Still, there is a paradox in the label, because the high point of the Polis was also the beginning of the end. The accomplishments of the Athenians made them arrogant and they abused their partners in the Delan League. Hubris had them believing they could defeat the Spartan Army so they launched the Peloponnesean War in 431 B.C, only to see their political system destroyed after twenty seven years of conflict.

With Athens weak, Sparta felt it had to control Greece to protect itself but did not have the skill. She was engaged in a series of adventures during the thirty year period after the Peloponnesian War until Leuctra, when her military might was destroyed for forever. Thebes stepped in and spent nine years (371-62) trying to control northern Greece, but following the Battle of Mantinea its hegemony came to an end. Greece was now vulnerable as a divided people and that division would leave it ripe for the taking by an autocrat.
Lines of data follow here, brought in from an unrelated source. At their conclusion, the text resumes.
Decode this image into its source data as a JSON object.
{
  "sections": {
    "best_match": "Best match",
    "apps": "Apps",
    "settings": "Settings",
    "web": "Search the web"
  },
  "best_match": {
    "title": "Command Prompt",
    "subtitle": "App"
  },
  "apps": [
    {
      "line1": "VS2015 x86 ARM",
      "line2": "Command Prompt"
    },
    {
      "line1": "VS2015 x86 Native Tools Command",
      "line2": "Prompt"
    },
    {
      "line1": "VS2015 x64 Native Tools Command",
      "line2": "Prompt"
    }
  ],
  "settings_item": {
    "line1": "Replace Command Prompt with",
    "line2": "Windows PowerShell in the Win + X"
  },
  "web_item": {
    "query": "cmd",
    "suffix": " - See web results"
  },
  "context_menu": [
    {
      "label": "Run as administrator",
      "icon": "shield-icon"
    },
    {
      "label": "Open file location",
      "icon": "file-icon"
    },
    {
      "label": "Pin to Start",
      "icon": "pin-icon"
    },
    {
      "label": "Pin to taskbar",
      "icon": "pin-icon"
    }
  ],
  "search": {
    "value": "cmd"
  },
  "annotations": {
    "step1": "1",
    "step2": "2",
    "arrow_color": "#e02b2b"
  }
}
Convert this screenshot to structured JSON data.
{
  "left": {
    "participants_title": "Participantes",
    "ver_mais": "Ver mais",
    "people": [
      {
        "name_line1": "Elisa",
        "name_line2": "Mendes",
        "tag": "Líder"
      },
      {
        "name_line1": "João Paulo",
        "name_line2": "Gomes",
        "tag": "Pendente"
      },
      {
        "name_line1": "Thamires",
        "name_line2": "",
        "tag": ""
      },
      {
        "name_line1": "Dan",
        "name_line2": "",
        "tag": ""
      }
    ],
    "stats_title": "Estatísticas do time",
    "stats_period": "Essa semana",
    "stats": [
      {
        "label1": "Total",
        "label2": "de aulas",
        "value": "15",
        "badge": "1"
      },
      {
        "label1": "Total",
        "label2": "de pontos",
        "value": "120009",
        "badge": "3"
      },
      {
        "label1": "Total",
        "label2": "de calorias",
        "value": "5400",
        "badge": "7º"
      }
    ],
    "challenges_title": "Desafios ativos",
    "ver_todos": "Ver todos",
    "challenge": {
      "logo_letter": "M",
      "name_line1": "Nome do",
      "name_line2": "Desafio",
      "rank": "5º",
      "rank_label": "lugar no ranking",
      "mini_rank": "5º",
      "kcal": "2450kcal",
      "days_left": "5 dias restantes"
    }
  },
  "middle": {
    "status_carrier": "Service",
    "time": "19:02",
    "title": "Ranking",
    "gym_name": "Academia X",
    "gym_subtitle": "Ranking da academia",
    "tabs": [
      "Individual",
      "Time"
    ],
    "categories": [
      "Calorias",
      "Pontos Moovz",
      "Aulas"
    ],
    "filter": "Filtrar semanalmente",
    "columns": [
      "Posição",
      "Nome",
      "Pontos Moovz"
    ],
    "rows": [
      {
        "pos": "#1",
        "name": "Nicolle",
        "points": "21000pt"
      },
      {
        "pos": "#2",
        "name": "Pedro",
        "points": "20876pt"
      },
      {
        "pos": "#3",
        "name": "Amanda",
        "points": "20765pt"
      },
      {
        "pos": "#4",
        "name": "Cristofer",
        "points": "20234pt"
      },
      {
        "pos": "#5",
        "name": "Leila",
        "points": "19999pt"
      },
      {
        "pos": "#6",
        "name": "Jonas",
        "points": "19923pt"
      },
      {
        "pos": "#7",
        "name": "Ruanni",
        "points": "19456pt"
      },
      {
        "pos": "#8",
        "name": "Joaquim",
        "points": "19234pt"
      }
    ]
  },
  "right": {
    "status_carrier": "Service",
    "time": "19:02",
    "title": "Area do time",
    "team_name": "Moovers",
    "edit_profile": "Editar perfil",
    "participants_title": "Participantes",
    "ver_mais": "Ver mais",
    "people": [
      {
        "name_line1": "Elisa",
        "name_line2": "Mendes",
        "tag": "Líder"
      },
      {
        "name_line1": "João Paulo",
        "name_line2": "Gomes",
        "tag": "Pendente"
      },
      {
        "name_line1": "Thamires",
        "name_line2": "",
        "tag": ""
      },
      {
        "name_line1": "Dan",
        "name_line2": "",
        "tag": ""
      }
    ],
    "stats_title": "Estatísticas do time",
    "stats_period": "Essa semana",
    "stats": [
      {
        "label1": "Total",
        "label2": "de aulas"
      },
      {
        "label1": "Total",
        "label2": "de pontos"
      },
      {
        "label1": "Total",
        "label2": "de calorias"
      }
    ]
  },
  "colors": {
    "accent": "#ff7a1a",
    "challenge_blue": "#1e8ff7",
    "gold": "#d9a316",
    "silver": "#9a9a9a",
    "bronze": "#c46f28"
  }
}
Philip of Macedonia was the man whose strong will would overcome a fragmented Greece. The Athenians, led by Demosthenes, tried their best to oppose him, but the end for Athens came at the Battle of Chaeronea in 338 B.C. As victor, Philip convened the League of Corinth, including all the Greek powers except Sparta who refused  to participate. Now the Polis had reached the end of its life, superseded by autocratic rule. The reign of Philip and his son Alexander, the Diodochi, and regional kings occupied Greece until the Macedonian Wars with Rome made her a client state.

The Polis had lasted four hundred years. During that time it evolved into the greatest of the antiquarian political systems. But, like all systems man has created, it would fall. No concept or belief system can remain static because it must adapt to its time. Evolution brings risks and eventually the political structure fails to meet the needs of its people.

1 comment:

W.LindsayWheeler said...

I kind of find it strange that the term "politiea" doesn't appear. A "politiea" is different.

You begin your post with the forms of government but end up with conqueors. And you write: "Not enough democracy". Athens fault was that it was democratic.

Where is the discussion of Sparta and the creation of a true republic where Plato in the Laws calls the Cretan and the Spartan, "having true politeias".

The Spartan Republic

The Spartans had a true Republic. Aristotle recognized that as well!